Cornerstone content is as important as it sounds. Marketers—particularly those working on your SEO—will almost certainly use this term, and even after an explanation of the phrase, you might be left wondering exactly why your website needs it.
Let us give you the facts, dodge the jargon, and (hopefully) dispel any doubts.
What is cornerstone content?
Cornerstone content is in many ways the most important content you have. It’s the stuff you want your visitors to read and engage with, even if they do nothing else.
For these reasons, it should be the most closely aligned with what you do as a business and should be the most high-quality, thoughtful, and in-depth content you produce. It’ll probably be lengthier as a result, and contain the most keywords in terms of frequency and range.
For ease, remember the term relates to the cornerstone laid in the construction of a building’s foundation. Though now mostly ceremonial, the cornerstone was historically the first stone set, becoming the reference point for the remaining construction work and dictating how the rest of the stones are oriented.
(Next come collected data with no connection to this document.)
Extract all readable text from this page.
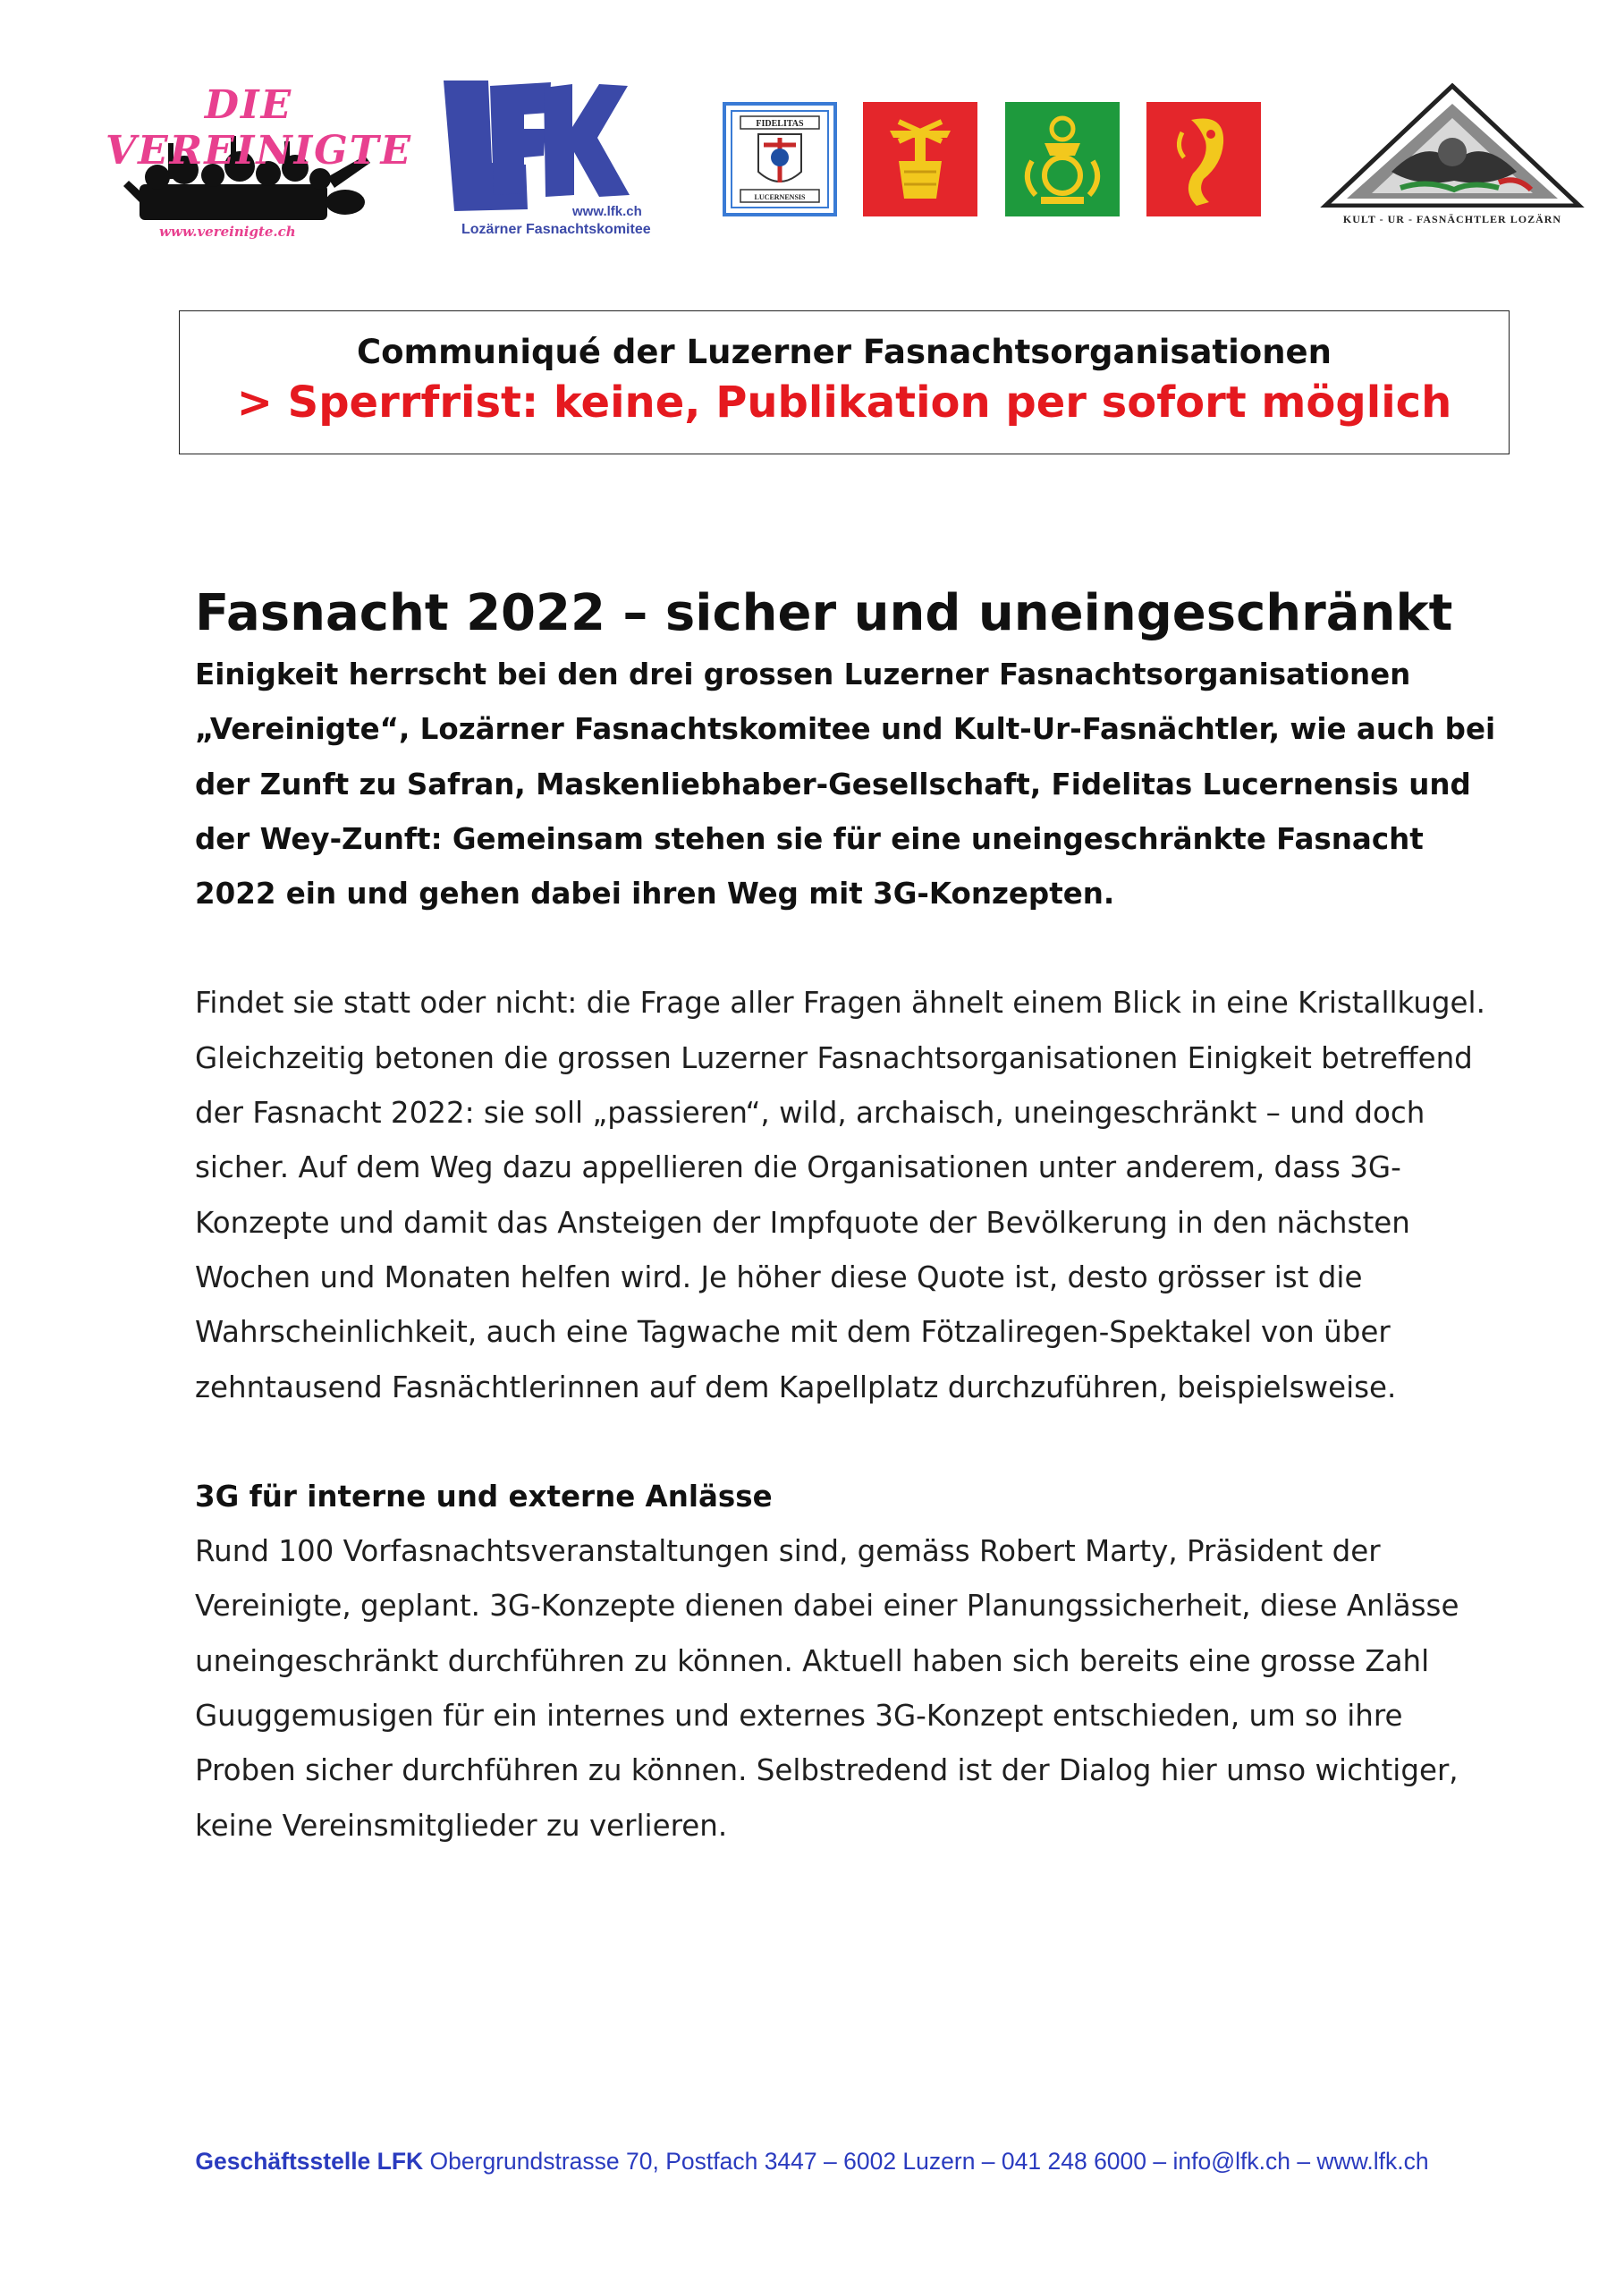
DIE VEREINIGTE
www.vereinigte.ch
www.lfk.ch
Lozärner Fasnachtskomitee
FIDELITAS
LUCERNENSIS
KULT - UR - FASNÄCHTLER LOZÄRN
Communiqué der Luzerner Fasnachtsorganisationen
> Sperrfrist: keine, Publikation per sofort möglich
Fasnacht 2022 – sicher und uneingeschränkt

Einigkeit herrscht bei den drei grossen Luzerner Fasnachtsorganisationen „Vereinigte“, Lozärner Fasnachtskomitee und Kult-Ur-Fasnächtler, wie auch bei der Zunft zu Safran, Maskenliebhaber-Gesellschaft, Fidelitas Lucernensis und der Wey-Zunft: Gemeinsam stehen sie für eine uneingeschränkte Fasnacht 2022 ein und gehen dabei ihren Weg mit 3G-Konzepten.

Findet sie statt oder nicht: die Frage aller Fragen ähnelt einem Blick in eine Kristallkugel. Gleichzeitig betonen die grossen Luzerner Fasnachtsorganisationen Einigkeit betreffend der Fasnacht 2022: sie soll „passieren“, wild, archaisch, uneingeschränkt – und doch sicher. Auf dem Weg dazu appellieren die Organisationen unter anderem, dass 3G-Konzepte und damit das Ansteigen der Impfquote der Bevölkerung in den nächsten Wochen und Monaten helfen wird. Je höher diese Quote ist, desto grösser ist die Wahrscheinlichkeit, auch eine Tagwache mit dem Fötzaliregen-Spektakel von über zehntausend Fasnächtlerinnen auf dem Kapellplatz durchzuführen, beispielsweise.

3G für interne und externe Anlässe

Rund 100 Vorfasnachtsveranstaltungen sind, gemäss Robert Marty, Präsident der Vereinigte, geplant. 3G-Konzepte dienen dabei einer Planungssicherheit, diese Anlässe uneingeschränkt durchführen zu können. Aktuell haben sich bereits eine grosse Zahl Guuggemusigen für ein internes und externes 3G-Konzept entschieden, um so ihre Proben sicher durchführen zu können. Selbstredend ist der Dialog hier umso wichtiger, keine Vereinsmitglieder zu verlieren.

Geschäftsstelle LFK Obergrundstrasse 70, Postfach 3447 – 6002 Luzern – 041 248 6000 – info@lfk.ch – www.lfk.ch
Think of your cornerstone content as equally integral to the ‘structure’ of your SEO and your overall marketing strategy.
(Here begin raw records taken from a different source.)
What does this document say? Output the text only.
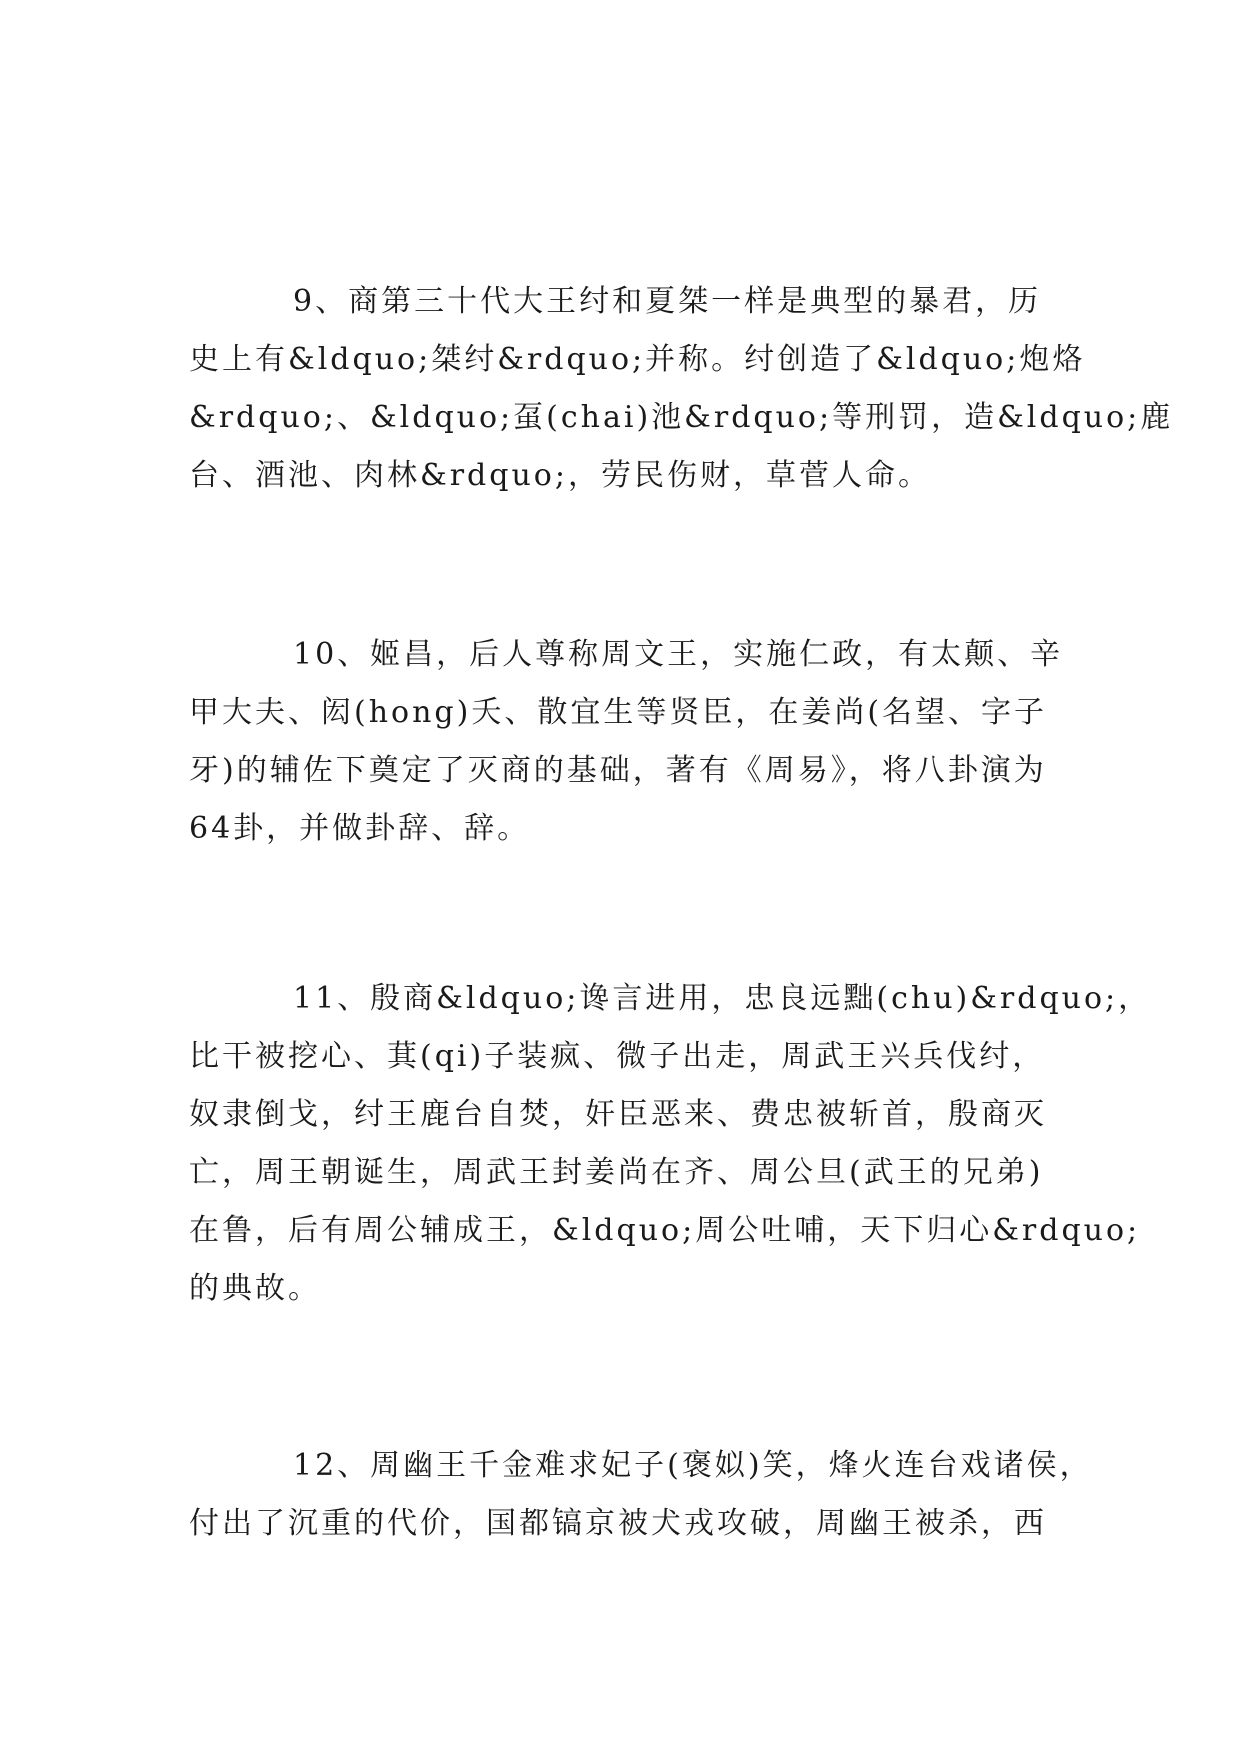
9、商第三十代大王纣和夏桀一样是典型的暴君，历
史上有&ldquo;桀纣&rdquo;并称。纣创造了&ldquo;炮烙
&rdquo;、&ldquo;虿(chai)池&rdquo;等刑罚，造&ldquo;鹿
台、酒池、肉林&rdquo;，劳民伤财，草菅人命。
10、姬昌，后人尊称周文王，实施仁政，有太颠、辛
甲大夫、闳(hong)夭、散宜生等贤臣，在姜尚(名望、字子
牙)的辅佐下奠定了灭商的基础，著有《周易》，将八卦演为
64卦，并做卦辞、辞。
11、殷商&ldquo;谗言进用，忠良远黜(chu)&rdquo;，
比干被挖心、萁(qi)子装疯、微子出走，周武王兴兵伐纣，
奴隶倒戈，纣王鹿台自焚，奸臣恶来、费忠被斩首，殷商灭
亡，周王朝诞生，周武王封姜尚在齐、周公旦(武王的兄弟)
在鲁，后有周公辅成王，&ldquo;周公吐哺，天下归心&rdquo;
的典故。
12、周幽王千金难求妃子(褒姒)笑，烽火连台戏诸侯，
付出了沉重的代价，国都镐京被犬戎攻破，周幽王被杀，西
Start with your cornerstones, and you’ll have the essentials—or else you’ll work them out as you go. This includes your tone of voice, the audience you’re talking to, and the focus of your engagement (are you informing, entertaining, or a mix of both?).
Cornerstone content will also ideally include some of your most relevant keywords.
What should be my cornerstone content?
Think about the pure focus of what you do and what you want to draw people in for. SEO is about capturing what people are searching for, or, at least, what they’re trying to find with their searches.
For example, let’s say you’re an appliance repair business. A good cornerstone would be an in-depth article on the most common reasons various household appliances break down, what can be done to fix them, and how much repairs might cost on average.
It just makes sense: you want to provide people with appliance repairs, and so you want to catch the people searching for companies like yours on search engines like Google. Give those people all the information they’ll need—with a link or two to your site and a strong call to action to bring in new business, of course—and you’ve got a piece of cornerstone content that will serve its purpose for years to come.
Furthermore, future content should aim to link back to your cornerstones where relevant and necessary, lending structure to your content library and cementing your cornerstone pieces as the strong foundation off which everything else is built.
Once you’ve got cornerstone pieces nailed down, you can start to explore other relevant topics in your business area and write about those. These should be shorter, and lighter, though. After all, if everything is a cornerstone, then nothing on your site is really a cornerstone.